Gerade diese Dankbarkeit hat mich dazu gebracht, ein bisschen meiner Zeit für andere da zu sein.
Für Mitmenschen, die nicht mehr so viel Gesellschaft erleben. Und das sind vor allem unsere alten Senioren.
Trotzdem: Es ist schon etwas komisch, bei wildfremden Leuten zu schellen und dann zu warten, ob man Schritte von innen hört und ob dann die Tür einen Spalt geöffnet wird; oder man durch die Sprechanlage gefragt wird: „Wer ist denn da?“
Aber wenn ich dann mutig und voller Überzeugung sage: Ich komme von der evangelischen Kirchengemeinde und möchte Ihnen zum Geburtstag gratulieren, ist mir noch immer geöffnet worden. Und nach dem ersten „Hallo“ und dem Überbringen der Segenswünsche sowie dem Glückwunschheft der Kirche bitten mich doch viele hereinzukommen.
Manche Gratulation ist kurz und knapp, aber bei den meisten erlebe ich dann bei einem Kaffee, einem Glas Wasser oder manchmal auch einem Gläschen Sekt schöne gemeinsame Zeit.
Mit der Frage „Wie geht es Ihnen jetzt mit 84 (oder …?) Jahren?“ eröffnet sich immer ein Gespräch, und dann höre ich erst mal genau hin! Aber bald springen wir von einem Thema zum nächsten.

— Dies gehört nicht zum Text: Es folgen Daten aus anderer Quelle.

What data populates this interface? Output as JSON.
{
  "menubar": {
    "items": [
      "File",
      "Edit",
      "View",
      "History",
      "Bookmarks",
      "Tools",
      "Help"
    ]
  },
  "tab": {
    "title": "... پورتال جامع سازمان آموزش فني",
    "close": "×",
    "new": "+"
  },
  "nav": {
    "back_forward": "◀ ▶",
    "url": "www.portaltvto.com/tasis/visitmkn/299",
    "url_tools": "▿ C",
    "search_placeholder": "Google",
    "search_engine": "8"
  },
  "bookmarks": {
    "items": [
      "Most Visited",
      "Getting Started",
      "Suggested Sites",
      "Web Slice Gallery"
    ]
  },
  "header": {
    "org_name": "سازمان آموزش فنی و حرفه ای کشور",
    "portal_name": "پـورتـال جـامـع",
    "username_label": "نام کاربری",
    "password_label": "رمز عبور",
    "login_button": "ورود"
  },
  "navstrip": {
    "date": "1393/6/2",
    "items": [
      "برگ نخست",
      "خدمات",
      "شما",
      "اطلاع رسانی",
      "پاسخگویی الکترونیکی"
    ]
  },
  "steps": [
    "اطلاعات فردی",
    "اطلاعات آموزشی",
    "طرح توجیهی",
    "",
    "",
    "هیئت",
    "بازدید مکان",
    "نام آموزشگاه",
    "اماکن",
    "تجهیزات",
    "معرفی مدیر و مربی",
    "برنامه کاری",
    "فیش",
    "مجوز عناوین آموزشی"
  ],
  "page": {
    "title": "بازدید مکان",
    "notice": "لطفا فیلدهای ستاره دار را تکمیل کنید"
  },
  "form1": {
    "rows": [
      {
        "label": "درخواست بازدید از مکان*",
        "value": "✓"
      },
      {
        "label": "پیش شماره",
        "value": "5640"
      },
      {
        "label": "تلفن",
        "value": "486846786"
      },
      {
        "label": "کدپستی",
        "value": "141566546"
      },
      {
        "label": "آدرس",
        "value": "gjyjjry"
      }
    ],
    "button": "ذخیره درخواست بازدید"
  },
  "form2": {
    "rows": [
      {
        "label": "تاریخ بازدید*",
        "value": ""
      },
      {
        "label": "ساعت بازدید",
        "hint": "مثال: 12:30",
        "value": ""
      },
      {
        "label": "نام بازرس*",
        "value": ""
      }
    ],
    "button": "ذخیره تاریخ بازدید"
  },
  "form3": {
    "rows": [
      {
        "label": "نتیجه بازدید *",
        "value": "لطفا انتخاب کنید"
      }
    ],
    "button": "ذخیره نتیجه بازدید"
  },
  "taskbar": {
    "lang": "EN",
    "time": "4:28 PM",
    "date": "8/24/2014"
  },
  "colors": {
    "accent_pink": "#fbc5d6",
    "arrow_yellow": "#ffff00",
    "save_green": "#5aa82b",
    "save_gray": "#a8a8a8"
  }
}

Ob es die große Baustelle in Kupferdreh ist oder der schön angelegte Deilbach oder das Rezept für die Erbsensuppe von meiner Oma, der Hund, die Katze, der Vogel oder wie Rot-Weiß Essen gespielt hat – bei sehr stillen Menschen ist es aber auch manchmal schwierig, in einen Gesprächsfluss zu kommen.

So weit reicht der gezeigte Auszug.